States distribute education funds to school districts through a funding formula set forth in state law. Formulas have two distinct parts — the "foundation" (or base) and "categorical" funding. In most states, the foundation amount is designed to cover the basic cost of education while categorical funding programs finance specific tasks such as special education, reduced class size, and summer-school programs.
The basic structure of foundation funding is simple: the state sets a base dollar amount that, in theory, would cover the minimum education needs of one student. Next, a local property tax effort is determined. The state makes up the difference between the amount of revenue generated by the property tax and the amount guaranteed as the foundation.
For example, if the foundation level is set at $1,000 per pupil and the property tax is 30 mills (one mill equals $1 of taxes for every $1,000 of property value) and the school district averages $20,000 of property wealth per pupil — then the district would raise $600 per pupil ($20,000 times .03). The state would then provide the remaining $400 in per pupil aid. If a second district averages $10,000 of property wealth per pupil and levied the 30-mill property tax, it would raise $300 per pupil ($10,000 times .03). The state would then provide the remaining $700 per pupil.
Very often states set the foundation level not by the level of resources necessary to provide a proper education to each student, but by the amount of funds that the state has available at the time. This trend is changing and more states (for example, Ohio, Maryland, and Wyoming) are beginning to use research-driven studies to determine the funding level needed to provide students with an adequate education.

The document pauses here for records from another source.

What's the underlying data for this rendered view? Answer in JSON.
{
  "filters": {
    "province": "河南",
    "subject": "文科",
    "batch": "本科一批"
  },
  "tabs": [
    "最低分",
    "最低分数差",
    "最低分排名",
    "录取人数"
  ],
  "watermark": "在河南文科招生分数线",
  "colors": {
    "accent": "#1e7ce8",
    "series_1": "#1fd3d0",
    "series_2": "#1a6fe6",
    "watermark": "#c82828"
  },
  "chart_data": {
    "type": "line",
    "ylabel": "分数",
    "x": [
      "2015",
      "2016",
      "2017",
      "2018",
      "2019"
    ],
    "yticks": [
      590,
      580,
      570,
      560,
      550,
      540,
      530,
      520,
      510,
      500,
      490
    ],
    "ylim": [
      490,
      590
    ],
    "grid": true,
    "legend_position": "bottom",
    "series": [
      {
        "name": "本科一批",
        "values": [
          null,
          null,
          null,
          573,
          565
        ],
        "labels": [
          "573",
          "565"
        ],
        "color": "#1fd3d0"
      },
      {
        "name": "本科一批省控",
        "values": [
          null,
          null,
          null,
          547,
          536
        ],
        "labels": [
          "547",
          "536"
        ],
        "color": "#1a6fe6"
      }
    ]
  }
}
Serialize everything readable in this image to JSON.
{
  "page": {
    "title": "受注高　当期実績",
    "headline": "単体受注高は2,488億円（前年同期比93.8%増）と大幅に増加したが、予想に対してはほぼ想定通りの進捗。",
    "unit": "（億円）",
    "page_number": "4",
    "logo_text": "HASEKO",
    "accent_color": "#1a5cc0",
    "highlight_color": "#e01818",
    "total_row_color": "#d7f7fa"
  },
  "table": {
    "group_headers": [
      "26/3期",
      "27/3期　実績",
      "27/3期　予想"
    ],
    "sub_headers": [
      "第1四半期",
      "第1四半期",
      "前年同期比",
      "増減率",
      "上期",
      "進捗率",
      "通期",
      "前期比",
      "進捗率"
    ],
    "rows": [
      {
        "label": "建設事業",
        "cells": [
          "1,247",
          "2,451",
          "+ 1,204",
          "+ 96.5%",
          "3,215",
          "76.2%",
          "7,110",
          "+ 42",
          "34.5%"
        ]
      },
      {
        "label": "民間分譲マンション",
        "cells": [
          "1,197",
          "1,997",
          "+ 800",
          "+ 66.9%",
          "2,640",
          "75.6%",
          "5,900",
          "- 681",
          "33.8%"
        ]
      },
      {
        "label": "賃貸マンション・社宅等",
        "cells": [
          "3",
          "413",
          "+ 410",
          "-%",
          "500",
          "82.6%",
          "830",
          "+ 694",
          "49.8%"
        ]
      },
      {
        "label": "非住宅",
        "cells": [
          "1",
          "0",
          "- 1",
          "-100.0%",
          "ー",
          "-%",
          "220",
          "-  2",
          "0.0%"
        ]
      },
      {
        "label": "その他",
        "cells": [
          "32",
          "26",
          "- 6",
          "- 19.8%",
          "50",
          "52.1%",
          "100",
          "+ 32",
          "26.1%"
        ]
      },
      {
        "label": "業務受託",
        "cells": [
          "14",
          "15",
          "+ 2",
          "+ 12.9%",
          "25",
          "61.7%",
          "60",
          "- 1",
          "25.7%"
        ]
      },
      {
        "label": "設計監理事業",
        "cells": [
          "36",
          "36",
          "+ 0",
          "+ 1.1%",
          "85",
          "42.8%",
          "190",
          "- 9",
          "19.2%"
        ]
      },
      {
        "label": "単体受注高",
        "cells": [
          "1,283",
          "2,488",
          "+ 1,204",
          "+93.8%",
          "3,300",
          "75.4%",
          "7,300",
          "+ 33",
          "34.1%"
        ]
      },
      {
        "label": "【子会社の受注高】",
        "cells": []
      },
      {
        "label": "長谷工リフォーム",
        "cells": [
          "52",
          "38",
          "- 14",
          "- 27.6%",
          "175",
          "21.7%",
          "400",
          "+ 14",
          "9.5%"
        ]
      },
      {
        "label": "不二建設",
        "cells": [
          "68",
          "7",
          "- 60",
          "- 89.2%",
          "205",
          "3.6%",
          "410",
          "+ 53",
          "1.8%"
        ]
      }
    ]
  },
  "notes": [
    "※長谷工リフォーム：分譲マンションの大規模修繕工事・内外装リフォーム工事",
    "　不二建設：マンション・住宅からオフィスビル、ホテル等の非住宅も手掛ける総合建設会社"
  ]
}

The use of categorical funding varies from state to state. While most states have fewer than a dozen categorical programs, some have over 30. A rise in the use of adequacy studies to drive the development of foundation formulas is causing a decreased reliance on the use of categorical funding. Maryland, for example, revised its funding formula in spring 2002 and eliminated 27 different categorical funds. While reducing categorical funding can provide flexibility to school districts, it also potentially jeopardizes the continued existence of some programs.